Читаем Эмбриология поэзии полностью

— Э ту сля а коз дюн леттр! By купе ле швё ан катр! — Молчать! Умолкни навсегда! Я еще и этой «буквы» не исчерпал. В том же «Онегине» вот пример (изъятая сорок третья строфа пятой главы) троекратного повтора эл: «…Буянова каблук / Так и ломает пол вокруг», бесспорно выразительного, но не лирически, как в предыдущих моих примерах, а, скажем, сатирически. Повышенного благозвучия тоже отсюда не проистекает. Еще долгий путь нам, видимо, предстоит, покуда мы доберемся, лалесловию сказав прощай, до сколько‑нибудь полного перечня того, что «звукоречью» может быть достигнуто. Звукоречью, или как бы этого не называть… И лучше всего тут все- таки начать с прозрачнейшего из этих наименований, то есть с того, что именуется им, если термин этот, «евфония», понимать узко и буквально, — в полном соответствии с его исчерпывающе точным русским переводом: «благозвучие». И тут, однако, не обойдется, сразу же, без загвоздки, ни греческим, ни русским словом не предусмотренной, но насчет которой Державин (уже он!) успел нас надоумить, когда о легкости произношения упомянул. Дело не в одних звуках. Пешковский, сорок пять лет назад, отлично показал[104], что к благозвучию, на равных началах, присоединяются благопро-износимосгь и благоразмерность (евритмия, «благоритмикой» я ее отказываюсь называть). Последнее «благо», тоже ведь не звуковое в своей основе, обеспечивается стиху стихом, при сколько нибудь умелом со стихами обра- щеньи; но Пешковский писал о прозе, и притом ему было ясно, что все три «блага», пусть и в скромных размерах, необходимы всякой прозе, не то чтобы «изящной», а попросту удобочитаемой.

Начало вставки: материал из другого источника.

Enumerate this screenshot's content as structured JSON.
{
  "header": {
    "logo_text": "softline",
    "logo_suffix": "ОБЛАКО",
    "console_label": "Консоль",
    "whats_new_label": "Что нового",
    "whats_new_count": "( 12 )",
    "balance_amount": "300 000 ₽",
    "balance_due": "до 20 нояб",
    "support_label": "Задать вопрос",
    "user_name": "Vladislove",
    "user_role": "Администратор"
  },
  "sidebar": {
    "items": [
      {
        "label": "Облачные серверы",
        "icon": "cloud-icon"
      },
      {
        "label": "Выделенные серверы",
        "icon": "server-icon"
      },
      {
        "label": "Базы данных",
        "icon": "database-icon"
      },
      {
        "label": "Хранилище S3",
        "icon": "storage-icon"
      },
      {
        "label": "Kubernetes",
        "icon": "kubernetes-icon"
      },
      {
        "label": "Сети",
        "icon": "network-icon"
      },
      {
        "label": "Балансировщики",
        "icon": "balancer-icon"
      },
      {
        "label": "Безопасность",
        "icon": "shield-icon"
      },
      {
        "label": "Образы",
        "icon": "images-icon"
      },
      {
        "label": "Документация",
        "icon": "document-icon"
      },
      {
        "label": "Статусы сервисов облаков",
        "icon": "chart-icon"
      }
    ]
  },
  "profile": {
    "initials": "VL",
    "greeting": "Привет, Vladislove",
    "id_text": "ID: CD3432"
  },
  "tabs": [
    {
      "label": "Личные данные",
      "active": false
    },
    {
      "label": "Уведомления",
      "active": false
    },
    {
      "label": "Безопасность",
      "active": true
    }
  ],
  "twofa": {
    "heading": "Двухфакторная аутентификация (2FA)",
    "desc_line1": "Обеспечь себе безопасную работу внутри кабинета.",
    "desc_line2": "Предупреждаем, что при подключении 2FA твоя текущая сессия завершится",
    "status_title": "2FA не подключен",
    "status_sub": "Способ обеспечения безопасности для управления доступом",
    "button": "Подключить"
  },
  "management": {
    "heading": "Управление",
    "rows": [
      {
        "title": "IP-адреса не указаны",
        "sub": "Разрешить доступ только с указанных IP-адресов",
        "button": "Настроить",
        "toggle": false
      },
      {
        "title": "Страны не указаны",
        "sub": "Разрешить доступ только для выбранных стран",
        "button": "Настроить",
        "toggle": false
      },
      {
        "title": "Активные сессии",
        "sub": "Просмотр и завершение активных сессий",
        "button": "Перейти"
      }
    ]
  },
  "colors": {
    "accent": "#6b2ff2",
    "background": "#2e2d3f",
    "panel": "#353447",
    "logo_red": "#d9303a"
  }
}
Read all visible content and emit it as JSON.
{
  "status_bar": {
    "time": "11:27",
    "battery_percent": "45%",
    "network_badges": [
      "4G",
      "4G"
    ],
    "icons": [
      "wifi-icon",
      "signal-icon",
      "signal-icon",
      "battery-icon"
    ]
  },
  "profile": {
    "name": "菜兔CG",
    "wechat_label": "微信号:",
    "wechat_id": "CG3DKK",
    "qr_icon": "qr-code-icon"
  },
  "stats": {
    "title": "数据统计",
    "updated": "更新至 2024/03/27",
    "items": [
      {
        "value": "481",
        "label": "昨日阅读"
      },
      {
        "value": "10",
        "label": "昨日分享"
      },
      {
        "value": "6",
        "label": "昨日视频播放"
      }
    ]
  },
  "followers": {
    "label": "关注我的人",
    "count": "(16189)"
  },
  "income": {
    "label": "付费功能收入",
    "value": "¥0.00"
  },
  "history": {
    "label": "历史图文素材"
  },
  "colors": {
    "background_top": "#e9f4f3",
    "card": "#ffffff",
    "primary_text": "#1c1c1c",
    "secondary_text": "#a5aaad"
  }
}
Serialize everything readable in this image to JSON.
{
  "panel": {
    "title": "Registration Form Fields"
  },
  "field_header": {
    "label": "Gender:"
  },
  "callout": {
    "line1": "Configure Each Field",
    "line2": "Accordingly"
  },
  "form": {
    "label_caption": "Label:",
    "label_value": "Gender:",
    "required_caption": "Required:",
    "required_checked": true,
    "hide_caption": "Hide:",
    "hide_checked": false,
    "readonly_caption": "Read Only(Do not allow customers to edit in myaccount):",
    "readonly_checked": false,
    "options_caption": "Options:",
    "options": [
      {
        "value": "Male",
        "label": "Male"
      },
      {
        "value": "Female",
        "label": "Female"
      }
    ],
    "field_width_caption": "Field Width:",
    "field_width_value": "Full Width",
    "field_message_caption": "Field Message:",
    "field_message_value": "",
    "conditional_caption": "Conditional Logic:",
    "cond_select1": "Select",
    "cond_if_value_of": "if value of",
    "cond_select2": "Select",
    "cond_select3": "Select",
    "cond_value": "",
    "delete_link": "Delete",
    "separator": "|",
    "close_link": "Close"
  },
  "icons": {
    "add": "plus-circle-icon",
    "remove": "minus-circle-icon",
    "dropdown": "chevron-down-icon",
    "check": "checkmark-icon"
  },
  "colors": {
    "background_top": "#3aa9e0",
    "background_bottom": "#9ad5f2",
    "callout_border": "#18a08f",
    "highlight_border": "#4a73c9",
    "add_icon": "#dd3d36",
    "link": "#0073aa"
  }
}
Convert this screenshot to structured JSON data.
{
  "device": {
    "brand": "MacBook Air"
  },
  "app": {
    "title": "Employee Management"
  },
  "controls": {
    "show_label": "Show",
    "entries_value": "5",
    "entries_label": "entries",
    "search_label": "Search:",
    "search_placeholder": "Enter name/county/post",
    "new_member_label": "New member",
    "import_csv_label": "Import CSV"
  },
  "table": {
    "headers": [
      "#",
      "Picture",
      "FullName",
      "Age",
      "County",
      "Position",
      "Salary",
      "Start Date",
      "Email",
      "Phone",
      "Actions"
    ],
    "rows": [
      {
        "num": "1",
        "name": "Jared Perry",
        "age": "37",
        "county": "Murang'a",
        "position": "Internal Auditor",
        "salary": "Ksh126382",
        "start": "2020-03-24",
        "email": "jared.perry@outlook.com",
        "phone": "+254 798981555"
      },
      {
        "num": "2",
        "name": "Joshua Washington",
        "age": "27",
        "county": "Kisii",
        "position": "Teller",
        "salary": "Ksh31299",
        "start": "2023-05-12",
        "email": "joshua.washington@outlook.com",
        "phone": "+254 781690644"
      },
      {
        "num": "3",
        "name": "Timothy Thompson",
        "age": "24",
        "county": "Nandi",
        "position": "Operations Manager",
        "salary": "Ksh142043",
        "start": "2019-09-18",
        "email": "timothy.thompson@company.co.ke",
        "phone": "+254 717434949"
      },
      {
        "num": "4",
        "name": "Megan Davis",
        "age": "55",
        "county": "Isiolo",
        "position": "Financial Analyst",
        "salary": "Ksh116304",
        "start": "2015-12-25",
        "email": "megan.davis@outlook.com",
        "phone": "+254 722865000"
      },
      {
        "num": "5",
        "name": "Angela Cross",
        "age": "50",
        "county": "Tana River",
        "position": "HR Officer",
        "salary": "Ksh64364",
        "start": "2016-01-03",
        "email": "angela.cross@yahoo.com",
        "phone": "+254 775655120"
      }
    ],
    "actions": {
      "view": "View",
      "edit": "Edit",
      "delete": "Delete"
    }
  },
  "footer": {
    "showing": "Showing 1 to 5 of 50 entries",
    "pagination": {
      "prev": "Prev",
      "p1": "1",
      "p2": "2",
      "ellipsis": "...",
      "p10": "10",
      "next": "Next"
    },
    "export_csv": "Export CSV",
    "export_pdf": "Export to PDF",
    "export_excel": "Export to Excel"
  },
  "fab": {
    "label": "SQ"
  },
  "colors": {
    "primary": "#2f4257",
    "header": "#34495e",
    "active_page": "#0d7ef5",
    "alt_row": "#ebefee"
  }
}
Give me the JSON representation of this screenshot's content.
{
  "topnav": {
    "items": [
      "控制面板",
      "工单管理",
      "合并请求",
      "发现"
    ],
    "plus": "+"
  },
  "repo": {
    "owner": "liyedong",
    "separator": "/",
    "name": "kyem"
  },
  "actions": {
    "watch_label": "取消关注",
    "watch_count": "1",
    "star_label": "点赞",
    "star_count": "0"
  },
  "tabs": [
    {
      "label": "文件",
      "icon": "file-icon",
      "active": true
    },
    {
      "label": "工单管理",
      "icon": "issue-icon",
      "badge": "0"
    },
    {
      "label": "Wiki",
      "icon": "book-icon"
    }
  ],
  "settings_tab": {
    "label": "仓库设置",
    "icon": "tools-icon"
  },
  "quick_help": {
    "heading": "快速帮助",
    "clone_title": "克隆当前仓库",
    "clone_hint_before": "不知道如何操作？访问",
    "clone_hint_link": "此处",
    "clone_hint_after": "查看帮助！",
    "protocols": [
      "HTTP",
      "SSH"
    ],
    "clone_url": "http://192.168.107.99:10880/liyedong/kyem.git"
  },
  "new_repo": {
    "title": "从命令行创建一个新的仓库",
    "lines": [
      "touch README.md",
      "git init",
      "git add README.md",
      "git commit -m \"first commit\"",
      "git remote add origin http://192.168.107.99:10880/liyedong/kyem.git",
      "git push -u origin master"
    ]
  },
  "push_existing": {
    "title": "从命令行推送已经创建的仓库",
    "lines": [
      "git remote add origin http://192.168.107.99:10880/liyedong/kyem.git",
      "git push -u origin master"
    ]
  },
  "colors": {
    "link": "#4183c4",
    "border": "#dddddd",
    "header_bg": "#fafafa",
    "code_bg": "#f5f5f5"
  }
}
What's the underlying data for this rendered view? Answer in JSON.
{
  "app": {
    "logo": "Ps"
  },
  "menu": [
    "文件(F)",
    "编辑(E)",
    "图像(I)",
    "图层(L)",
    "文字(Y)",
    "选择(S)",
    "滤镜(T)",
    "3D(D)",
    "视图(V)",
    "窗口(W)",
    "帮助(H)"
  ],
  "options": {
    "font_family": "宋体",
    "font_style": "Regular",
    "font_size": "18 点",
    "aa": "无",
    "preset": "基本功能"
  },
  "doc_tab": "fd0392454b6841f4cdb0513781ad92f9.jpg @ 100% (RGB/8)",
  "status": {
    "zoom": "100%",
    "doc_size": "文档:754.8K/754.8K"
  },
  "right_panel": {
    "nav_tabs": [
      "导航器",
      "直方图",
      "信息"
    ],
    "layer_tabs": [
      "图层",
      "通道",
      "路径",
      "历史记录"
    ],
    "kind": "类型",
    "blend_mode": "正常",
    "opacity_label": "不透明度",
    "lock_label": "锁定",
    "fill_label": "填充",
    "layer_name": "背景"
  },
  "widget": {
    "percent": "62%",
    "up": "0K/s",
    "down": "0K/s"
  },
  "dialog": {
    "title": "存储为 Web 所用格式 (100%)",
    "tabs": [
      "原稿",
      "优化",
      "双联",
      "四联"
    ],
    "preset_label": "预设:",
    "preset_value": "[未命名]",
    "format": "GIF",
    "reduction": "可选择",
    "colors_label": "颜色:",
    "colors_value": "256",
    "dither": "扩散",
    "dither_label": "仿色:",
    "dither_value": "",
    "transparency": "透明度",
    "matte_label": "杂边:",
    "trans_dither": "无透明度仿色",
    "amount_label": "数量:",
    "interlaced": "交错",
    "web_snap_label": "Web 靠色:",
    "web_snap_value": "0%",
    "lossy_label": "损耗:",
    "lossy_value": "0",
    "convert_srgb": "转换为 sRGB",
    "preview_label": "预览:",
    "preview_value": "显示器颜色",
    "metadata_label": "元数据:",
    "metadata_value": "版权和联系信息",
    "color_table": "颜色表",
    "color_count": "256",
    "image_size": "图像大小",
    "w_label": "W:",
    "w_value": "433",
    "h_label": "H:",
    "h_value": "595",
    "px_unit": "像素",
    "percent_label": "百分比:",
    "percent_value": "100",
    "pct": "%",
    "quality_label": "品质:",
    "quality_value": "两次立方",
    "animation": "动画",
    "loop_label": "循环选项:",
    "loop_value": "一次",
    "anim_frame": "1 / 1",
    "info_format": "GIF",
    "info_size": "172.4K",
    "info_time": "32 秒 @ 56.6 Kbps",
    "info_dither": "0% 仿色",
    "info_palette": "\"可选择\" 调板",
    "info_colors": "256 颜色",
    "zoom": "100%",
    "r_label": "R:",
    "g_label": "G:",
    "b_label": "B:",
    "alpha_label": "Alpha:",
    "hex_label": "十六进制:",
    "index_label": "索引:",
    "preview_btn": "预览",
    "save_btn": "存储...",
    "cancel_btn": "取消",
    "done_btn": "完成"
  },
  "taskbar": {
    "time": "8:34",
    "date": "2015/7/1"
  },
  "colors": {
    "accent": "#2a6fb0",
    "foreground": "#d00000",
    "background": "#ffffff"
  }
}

Художество прозы касательно этих благ — или, собственно, первых двух, нужных, поверх третьего, и стихам — видит он, прежде всего, в преобладании звуков (в узком смысле слова, или «тонов») над шумами, — то есть гласных и звонких согласных над согласными глухими. Анализ — очень посредственного, увы — стихотворения в прозе Тургенева, «Милостыня», показывает, по его словам, «преобладание тонов над шумами, больше чем на 4% превышающее нормальное, разговорное преобладание» («необходимое для слышимости»); а в первой тысяче звуков «Онегина» насчитал он 20% шумов, тогда как «Фауст» шумит на четыре процента шумней, чтб объясняется, по его (справедливому, вероятно) мнению, большей «шумностью» немецкого языка, — и следственно, прибавлю я от себя, никакого значения не имеет, так как «Фауст» только и должен восприниматься на фоне немецкого языкового обихода. О «тонах» он напрасно говорит: их и в поэтической речи нет, их следует оставить музыке; но его наблюдения все же интересны тем, что и в этой элементарной области устанавливают приближение поэтической речи к музыкальной, где шумы, хоть и могут играть роль, но ничтожную (если о «музыке шумов» позабыть), тогда как степень «звучности» непоэтической речи, поскольку ее слышимость обеспечена, для всех ее функций безразлична.